Tetapi, Ibnu Katsir menulis dalam tafsirnya, “Mungkin sekali yang dimaksud dengan imam mereka di sini artinya ialah tiap-tiap kaum mengikut siapa yang diimamkannya. Orang-orang yang beriman, berimamlah mereka kepada nabi-nabi mereka, dan orang-orang kafir berimam pula kepada imam kafirnya. Sebab ada juga tersebut di dalam Al-Qur'an tentang imam-imam ikutan yang membawa orang ke neraka itu. (surah al-Qashash ayat 41). Dan pada sebuah hadits yang shahih bunyinya,
“Sesungguhnya tiap-tiap umat itu akan mengikut apa yang dia sembah. Mana yang mengikut thawaghit (berhala-berhala atau manusia-manusia yang diberhalakan), maka mereka itulah yang diiringkannya." (Hadits Shahih)
Maka tersebutlah dalam sebuah hadits yang panjang, diriwayatkan oleh al-Bazzaar dari Abu Hurairah, bahwa Rasulullah ﷺ pernah menerangkan tentang arti “setiap manusia akan dipanggil dengan imam mereka." Berkata beliau ﷺ, “Seorang di antara mereka pun dipanggil lalu diberikan kitabnya dari sebelah kanannya, maka bertambah tinggi semampailah tubuhnya, putih bersinar wajahnya, dan diletakkanlah ke atas kepalanya sebuah mahkota yang bertatahkan mutiara-mutiara yang berkilau-kilauan. Setelah itu kembalilah dia kepada teman-temannya. Dari jauh mereka itu telah melihat dia. Lalu mereka berkata, “Ya Allah, beri pulalah kami yang serupa itu, dan beri berkatlah kami pada yang seperti itu." Maka dia pun datang dan berkata, “Senangkanlah hati kalian karena tiap-tiap kalian akan mendapat yang seperti ini pula." Adapun orang yang kafir maka hitamlah mukanya dan tertonjollah tubuhnya, dan kelihatan pula dia oleh teman-temannya, lalu mereka pun berkata, “Kami berlindung kepada Allah dari yang semacam ini, ya Allah, janganlah kami diberi yang semacam ini. Maka kembalilah dia kepada mereka, lalu serentak berkata, “Ya Allah, celakalah dia!" Orang itu pun berkata, “Dijauhkan Allah kamu setiap kamu akan mendapat seperti aku juga."
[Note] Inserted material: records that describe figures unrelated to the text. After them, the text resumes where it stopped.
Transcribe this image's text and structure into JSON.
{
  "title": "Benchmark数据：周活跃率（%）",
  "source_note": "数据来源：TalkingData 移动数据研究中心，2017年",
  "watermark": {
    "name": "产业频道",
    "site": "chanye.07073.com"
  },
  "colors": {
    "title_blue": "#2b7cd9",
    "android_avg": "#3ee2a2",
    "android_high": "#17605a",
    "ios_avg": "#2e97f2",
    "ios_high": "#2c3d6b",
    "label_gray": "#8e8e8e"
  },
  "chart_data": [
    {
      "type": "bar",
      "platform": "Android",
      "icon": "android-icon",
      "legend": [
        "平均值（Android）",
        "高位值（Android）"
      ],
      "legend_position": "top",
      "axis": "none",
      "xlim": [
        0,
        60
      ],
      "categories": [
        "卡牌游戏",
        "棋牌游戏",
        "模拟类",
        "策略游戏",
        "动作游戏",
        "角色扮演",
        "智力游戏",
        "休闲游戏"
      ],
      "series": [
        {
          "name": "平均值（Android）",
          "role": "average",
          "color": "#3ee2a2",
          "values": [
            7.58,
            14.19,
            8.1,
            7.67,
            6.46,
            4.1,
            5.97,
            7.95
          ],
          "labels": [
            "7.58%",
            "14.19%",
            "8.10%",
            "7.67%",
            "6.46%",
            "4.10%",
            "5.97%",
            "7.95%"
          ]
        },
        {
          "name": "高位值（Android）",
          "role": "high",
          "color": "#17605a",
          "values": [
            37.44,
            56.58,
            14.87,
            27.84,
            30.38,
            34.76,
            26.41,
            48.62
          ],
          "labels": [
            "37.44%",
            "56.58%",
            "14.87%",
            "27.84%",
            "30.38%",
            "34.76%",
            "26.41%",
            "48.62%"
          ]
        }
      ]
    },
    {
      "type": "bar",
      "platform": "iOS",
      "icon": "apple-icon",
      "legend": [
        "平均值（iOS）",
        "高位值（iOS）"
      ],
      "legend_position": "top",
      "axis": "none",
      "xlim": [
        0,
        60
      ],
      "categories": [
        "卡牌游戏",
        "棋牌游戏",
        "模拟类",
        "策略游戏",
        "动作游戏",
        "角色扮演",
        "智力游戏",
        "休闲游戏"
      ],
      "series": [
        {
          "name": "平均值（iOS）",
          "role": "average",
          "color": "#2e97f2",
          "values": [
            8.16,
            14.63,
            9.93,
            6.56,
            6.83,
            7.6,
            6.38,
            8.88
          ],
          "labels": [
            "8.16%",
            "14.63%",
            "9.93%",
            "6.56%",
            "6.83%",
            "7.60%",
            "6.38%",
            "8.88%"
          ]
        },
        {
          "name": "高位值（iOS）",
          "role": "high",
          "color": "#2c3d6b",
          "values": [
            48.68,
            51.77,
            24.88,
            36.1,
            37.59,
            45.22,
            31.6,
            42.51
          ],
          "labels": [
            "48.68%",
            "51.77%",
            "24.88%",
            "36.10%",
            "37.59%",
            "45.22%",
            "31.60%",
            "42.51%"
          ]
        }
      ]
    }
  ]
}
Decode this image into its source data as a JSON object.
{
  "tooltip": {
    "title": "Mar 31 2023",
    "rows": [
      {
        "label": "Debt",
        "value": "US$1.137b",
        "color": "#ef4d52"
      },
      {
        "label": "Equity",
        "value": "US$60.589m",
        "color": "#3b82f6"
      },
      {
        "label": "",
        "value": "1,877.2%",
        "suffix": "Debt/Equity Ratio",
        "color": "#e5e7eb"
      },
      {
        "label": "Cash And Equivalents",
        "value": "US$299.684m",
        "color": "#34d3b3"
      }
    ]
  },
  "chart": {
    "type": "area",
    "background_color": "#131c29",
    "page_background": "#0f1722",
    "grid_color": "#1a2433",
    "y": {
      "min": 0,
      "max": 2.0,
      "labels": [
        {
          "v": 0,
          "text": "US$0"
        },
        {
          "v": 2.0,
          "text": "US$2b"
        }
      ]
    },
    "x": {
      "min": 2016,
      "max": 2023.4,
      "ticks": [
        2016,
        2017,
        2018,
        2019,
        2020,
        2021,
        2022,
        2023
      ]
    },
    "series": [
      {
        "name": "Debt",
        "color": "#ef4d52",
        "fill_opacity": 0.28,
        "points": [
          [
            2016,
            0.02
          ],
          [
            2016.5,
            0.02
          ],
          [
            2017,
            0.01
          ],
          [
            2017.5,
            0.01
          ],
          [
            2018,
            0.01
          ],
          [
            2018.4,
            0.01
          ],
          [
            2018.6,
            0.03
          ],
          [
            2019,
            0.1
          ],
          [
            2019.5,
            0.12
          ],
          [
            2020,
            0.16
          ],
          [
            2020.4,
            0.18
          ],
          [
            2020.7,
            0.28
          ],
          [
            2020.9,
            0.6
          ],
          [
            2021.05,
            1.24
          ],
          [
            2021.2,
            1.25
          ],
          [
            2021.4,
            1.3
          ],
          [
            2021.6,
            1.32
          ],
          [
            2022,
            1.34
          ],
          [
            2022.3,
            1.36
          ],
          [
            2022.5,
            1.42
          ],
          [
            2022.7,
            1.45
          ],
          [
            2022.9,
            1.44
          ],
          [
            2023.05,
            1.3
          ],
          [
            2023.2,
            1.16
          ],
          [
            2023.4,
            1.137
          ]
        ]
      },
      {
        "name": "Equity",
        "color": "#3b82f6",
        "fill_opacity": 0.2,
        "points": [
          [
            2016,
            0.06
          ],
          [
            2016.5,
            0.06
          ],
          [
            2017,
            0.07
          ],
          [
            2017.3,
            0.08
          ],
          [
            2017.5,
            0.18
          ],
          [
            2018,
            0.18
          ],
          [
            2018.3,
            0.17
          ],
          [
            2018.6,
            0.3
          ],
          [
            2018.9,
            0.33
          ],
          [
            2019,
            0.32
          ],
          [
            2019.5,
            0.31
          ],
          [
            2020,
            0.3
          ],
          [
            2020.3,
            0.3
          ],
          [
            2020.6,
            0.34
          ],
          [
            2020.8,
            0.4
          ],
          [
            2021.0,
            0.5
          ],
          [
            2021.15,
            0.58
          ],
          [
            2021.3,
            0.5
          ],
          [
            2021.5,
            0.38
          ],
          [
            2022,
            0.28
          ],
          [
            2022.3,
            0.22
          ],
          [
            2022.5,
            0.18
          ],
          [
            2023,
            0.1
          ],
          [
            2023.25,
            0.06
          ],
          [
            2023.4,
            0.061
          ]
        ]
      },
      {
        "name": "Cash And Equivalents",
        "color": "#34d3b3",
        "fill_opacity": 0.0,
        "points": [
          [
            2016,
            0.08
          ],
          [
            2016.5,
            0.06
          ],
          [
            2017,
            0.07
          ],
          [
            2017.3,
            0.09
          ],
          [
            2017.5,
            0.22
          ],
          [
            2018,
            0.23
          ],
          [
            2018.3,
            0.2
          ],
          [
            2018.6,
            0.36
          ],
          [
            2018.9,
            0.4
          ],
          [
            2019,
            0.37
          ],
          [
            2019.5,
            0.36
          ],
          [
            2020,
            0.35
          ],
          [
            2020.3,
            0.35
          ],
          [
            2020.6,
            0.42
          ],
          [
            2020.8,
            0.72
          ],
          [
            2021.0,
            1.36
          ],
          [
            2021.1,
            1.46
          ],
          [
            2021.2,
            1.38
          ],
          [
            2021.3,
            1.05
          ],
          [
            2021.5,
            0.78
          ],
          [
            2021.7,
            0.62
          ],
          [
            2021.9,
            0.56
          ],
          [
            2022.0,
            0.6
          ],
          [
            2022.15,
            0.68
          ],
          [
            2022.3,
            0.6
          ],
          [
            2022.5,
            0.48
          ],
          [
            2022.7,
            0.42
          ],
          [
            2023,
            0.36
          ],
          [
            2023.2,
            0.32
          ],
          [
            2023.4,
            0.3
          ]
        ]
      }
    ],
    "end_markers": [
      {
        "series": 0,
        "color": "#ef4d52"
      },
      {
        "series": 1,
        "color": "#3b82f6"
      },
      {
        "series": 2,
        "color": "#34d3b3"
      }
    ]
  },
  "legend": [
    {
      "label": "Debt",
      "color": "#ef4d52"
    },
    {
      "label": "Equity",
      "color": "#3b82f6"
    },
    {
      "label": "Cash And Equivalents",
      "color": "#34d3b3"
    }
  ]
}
Di sini dapatlah kita mengambil kesimpulan bahwa yang dijadikan imam itu ialah siapa yang kita pilih dari masa kita hidup ini. Kalau terpilih imam yang membawa kepada kesesatan, karena kurangnya perjalanan akal sendiri, kecelakaanlah yang akan menimpa. Apatah lagi pada ayat 61 sampai 65 di atas telah dijelaskan oleh Allah bahwa iblis telah mengatakan bahwa dia akan merayu membujuk dan menipu agar keturunan Adam dapat mengikuti perintahnya dan dapat mengangkatnya jadi imam. Dan Allah telah mengizinkan iblis berbuat begitu. Dan Allah pun menegaskan bahwa hamba-hamba-Ku (Ibadi) tidaklah dapat engkau kuasai dan engkau pengaruhi. Maka diutuslah oleh Allah imam-imam sejati yang akan diikut. Imam kita umat Muhammad ialah Muhammad ﷺ itu sendiri. Bagaimana langkah kita menuruti jejak beliau tertulislah di dalam kitab yang kelak akan kita terima pada Yaumul Hisab, hari perhitungan. Kalau benar-benar Muhammad yang kita ikut, kitab kesaksian imamah itu akan kita terima dari sebelah kanan; dan kita akan membacanya dengan gembira; sepicing kelam pun kita tidak akan teraniaya. Karena tulisan itu jelas, yang kita teladan pun jelas.
Imam selain dari Muhammad adalah imamat yang buta. Jalan tak tentu ujung, meraba-raba dalam gelap. Sampai ke ujung gelap juga.